Implementation checklist

• Authorization server supports RFC 9126 (CIBA). Verify before building.
• Each agent has its own client ID registered with the authorization server.
• Binding messages are human-readable and action-specific, not scope strings.
• Polling loop handles authorization_pending, slow_down, access_denied, and expired_token as distinct cases.
• Expired requests are logged with full context and surfaced to the orchestrating system.
• Tokens returned via CIBA are treated as single-use for the specific action approved.
• Risk evaluation layer is in place to determine which tool calls trigger CIBA.
• Audit log captures: agent ID, user ID, action requested, binding message, approval or denial, timestamp, and resulting token (or lack of one).
• Denial is a final state: no auto-retry without user-initiated restart.

Summary

CIBA solves the hardest problem in human-in-the-loop agent design: how to get a human to approve a specific action when they are not in the same session as the agent.
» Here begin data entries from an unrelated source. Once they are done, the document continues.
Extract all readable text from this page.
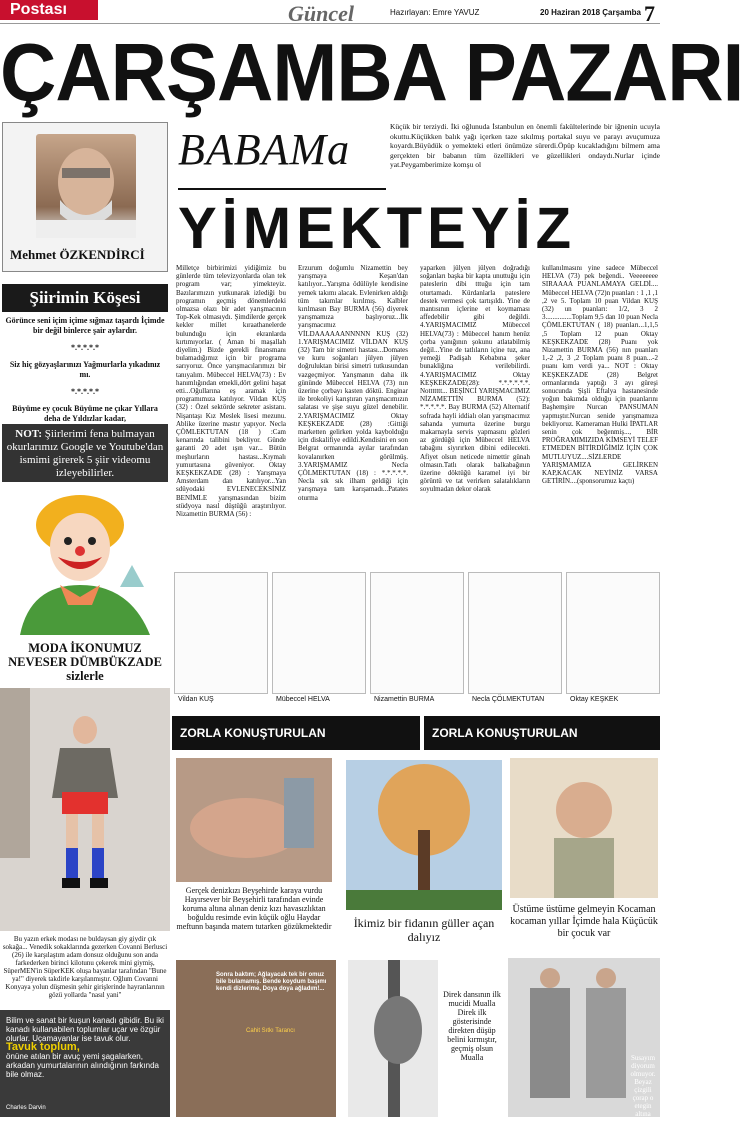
Postası	Güncel	Hazırlayan: Emre YAVUZ	20 Haziran 2018 Çarşamba 7
ÇARŞAMBA PAZARI
Mehmet ÖZKENDİRCİ
Şiirimin Köşesi

Görünce seni içim içime sığmaz taşardı İçimde bir değil binlerce şair aylardır.

*.*.*.*.*

Siz hiç gözyaşlarınızı Yağmurlarla yıkadınız mı.

*.*.*.*.*

Büyüme ey çocuk Büyüme ne çıkar Yıllara deha de Yıldızlar kadar,

NOT: Şiirlerimi fena bulmayan okurlarımız Google ve Youtube'dan ismimi girerek 5 şiir videomu izleyebilirler.
MODA İKONUMUZ NEVESER DÜMBÜKZADE sizlerle
Bu yazın erkek modası ne buldaysan giy giydir çık sokağa... Venedik sokaklarında gezerken Covanni Berlusci (26) ile karşılaştım adam donsuz olduğunu son anda farkederken birinci kilotunu çekerek mini giymiş, SüperMEN'in SüperKEK oluşa bayanlar tarafından "Bune ya!" diyerek takdirle karşılanmıştır. Oğlum Covanni Konyaya yolun düşmesin şehir girişlerinde hayranlarının gözü yollarda "nasıl yani"
Bilim ve sanat bir kuşun kanadı gibidir. Bu iki kanadı kullanabilen toplumlar uçar ve özgür olurlar. Uçamayanlar ise tavuk olur.
Tavuk toplum,
önüne atılan bir avuç yemi şagalarken, arkadan yumurtalarının alındığının farkında bile olmaz.
Charles Darvin
BABAMa	Küçük bir terziydi. İki oğlunuda İstanbulun en önemli fakültelerinde bir iğnenin ucuyla okuttu.Küçükken balık yağı içerken taze sıkılmış portakal suyu ve parayı avuçumuza koyardı.Büyüdük o yemekteki etleri önümüze sürerdi.Öpüp kucakladığını bilmem ama gerçekten bir babanın tüm özellikleri ve güzellikleri ondaydı.Nurlar içinde yat.Peygamberimize komşu ol
YİMEKTEYİZ
Milletçe birbirimizi yidiğimiz bu günlerde tüm televizyonlarda olan tek program var; yimekteyiz. Bazılarımızın yutkunarak izlediği bu programın geçmiş dönemlerdeki olmazsa olazı bir adet yarışmacının Top-Kek olmasıydı. Şimdilerde gerçek kekler millet kıraathanelerde bulunduğu için ekranlarda kırtımıyorlar. ( Aman bi maşallah diyelim.) Bizde gerekli finansmanı bulamadığımız için bir programa sarıyoruz. Önce yarışmacılarımızı bir tanıyalım. Mübeccel HELVA(73) : Ev hanımlığından emekli,dört gelini haşat etti...Oğullarına eş aramak için programımıza katılıyor. Vildan KUŞ (32) : Özel sektörde sekreter asistanı. Nişantaşı Kız Meslek lisesi mezunu. Ablike üzerine mastır yapıyor. Necla ÇÖMLEKTUTAN (18 ) :Cam kenarında talibini bekliyor. Günde garanti 20 adet ışın var... Bütün meşhurların hastası...Kıymalı yumurtasına güveniyor. Oktay KEŞKEKZADE (28) : Yarışmaya Amsterdam dan katılıyor...Yan sdüyodaki EVLENECEKSİNİZ BENİMLE yarışmasından bizim stüdyoya nasıl düştüğü araştırılıyor. Nizamettin BURMA (56) :
Erzurum doğumlu Nizamettin bey yarışmaya Keşan'dan katılıyor...Yarışma ödülüyle kendisine yemek takımı alacak. Evlenirken aldığı tüm takımlar kırılmış. Kalbler kırılmasın Bay BURMA (56) diyerek yarışmamıza başlıyoruz...İlk yarışmacımız VİLDAAAAAANNNNN KUŞ (32) 1.YARIŞMACIMIZ VİLDAN KUŞ (32) Tam bir simetri hastası...Domates ve kuru soğanları jülyen jülyen doğruluktan birisi simetri tutkusundan vazgeçmiyor. Yarışmanın daha ilk gününde Mübeccel HELVA (73) nın üzerine çorbayı kasten döktü. Enginar ile brokoliyi karıştıran yarışmacımızın salatası ve şişe suyu güzel denebilir. 2.YARIŞMACIMIZ Oktay KEŞKEKZADE (28) :Gittiği marketten gelirken yolda kaybolduğu için diskalifiye edildi.Kendisini en son Belgrat ormanında ayılar tarafından kovalanırken görülmüş. 3.YARIŞMAMIZ Necla ÇÖLMEKTUTAN (18) : *.*.*.*.*. Necla sık sık ilham geldiği için yarışmaya tam karışamadı...Patates oturma
yaparken jülyen jülyen doğradığı soğanları başka bir kapta unuttuğu için pateslerin dibi tttuğu için tam oturtamadı. Kürdanlarla pateslere destek vermesi çok tartışıldı. Yine de mantısının içlerine et koymaması affedebilir gibi değildi. 4.YARIŞMACIMIZ Mübeccel HELVA(73) : Mübeccel hanım henüz çorba yanığının şokunu atlatabilmiş değil...Yine de tatlıların içine tuz, ana yemeği Padişah Kebabına şeker bunakliğına verilebilirdi. 4.YARIŞMACIMIZ Oktay KEŞKEKZADE(28): *.*.*.*.*.*. Nottttttt... BEŞİNCİ YARIŞMACIMIZ NİZAMETTİN BURMA (52): *.*.*.*.*. Bay BURMA (52) Alternatif sofrada hayli iddialı olan yarışmacımız sahanda yumurta üzerine burgu makarnayla servis yapmasını gözleri az gördüğü için Mübeccel HELVA tabağını siyırırken dibini edilecekti. Afiyet olsun neticede nimettir günah olmasın.Tatlı olarak balkabağının üzerine döktüğü karamel iyi bir görüntü ve tat verirken salatalıkların soyulmadan dekor olarak
kullanılmasını yine sadece Mübeccel HELVA (73) pek beğendi.. Veeeeeeee SIRAAAA PUANLAMAYA GELDİ.... Mübeccel HELVA (72)n puanları : 1 ,1 ,1 ,2 ve 5. Toplam 10 puan Vildan KUŞ (32) un puanları: 1/2, 3 2 3...............Toplam 9,5 dan 10 puan Necla ÇÖMLEKTUTAN ( 18) puanları...1,1,5 ,5 Toplam 12 puan Oktay KEŞKEKZADE (28) Puanı yok Nizamettin BURMA (56) nın puanları 1,-2 ,2, 3 ,2 Toplam puanı 8 puan...-2 puanı kım verdi ya... NOT : Oktay KEŞKEKZADE (28) Belgret ormanlarında yaptığı 3 ayı güreşi sonucunda Şişli Eftalya hastanesinde yoğun bakımda olduğu için puanlarını Başhemşire Nurcan PANSUMAN yapmıştır.Nurcan senide yarışmamıza bekliyoruz. Kameraman Hulki İPATLAR senin çok beğenmiş..., BİR PROĞRAMIMIZIDA KİMSEYİ TELEF ETMEDEN BİTİRDİĞİMİZ İÇİN ÇOK MUTLUYUZ....SİZLERDE YARIŞMAMIZA GELİRKEN KAP,KACAK NEYİNİZ VARSA GETİRİN....(sponsorumuz kaçtı)
Vildan KUŞ	Mübeccel HELVA	Nizamettin BURMA	Necla ÇÖLMEKTUTAN	Oktay KEŞKEK
ZORLA KONUŞTURULAN	ZORLA KONUŞTURULAN
Gerçek denizkızı Beyşehirde karaya vurdu Hayırsever bir Beyşehirli tarafından evinde koruma altına alınan deniz kızı havasızlıktan boğuldu resimde evin küçük oğlu Haydar meftunn başında matem tutarken gözükmektedir	İkimiz bir fidanın güller açan dalıyız
Üstüme üstüme gelmeyin Kocaman kocaman yıllar İçimde hala Küçücük bir çocuk var
Sonra baktım; Ağlayacak tek bir omuz bile bulamamış. Bende koydum başımı kendi dizlerime, Doya doya ağladım!...
Cahit Sıtkı Tarancı
Direk dansının ilk mucidi Mualla Direk ilk gösterisinde direkten düşüp belini kırmıştır, geçmiş olsun Mualla	Susayım diyorum olmuyor. Beyaz çizgili çorap o etegin altına olmuş mu hiç?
The protocol is mature (RFC 9126), the flow is straightforward, and the implementation complexity is mostly in the notification delivery and the risk evaluation logic, not in the OAuth mechanics themselves.

If your agents take any action that you would not want them to take without asking first, CIBA is how you build that ask into the protocol layer rather than the UI layer. That distinction matters at scale. A UI prompt can be bypassed by a sufficiently autonomous agent. A CIBA request cannot proceed without a token, and no token issues without a real human response on a real device.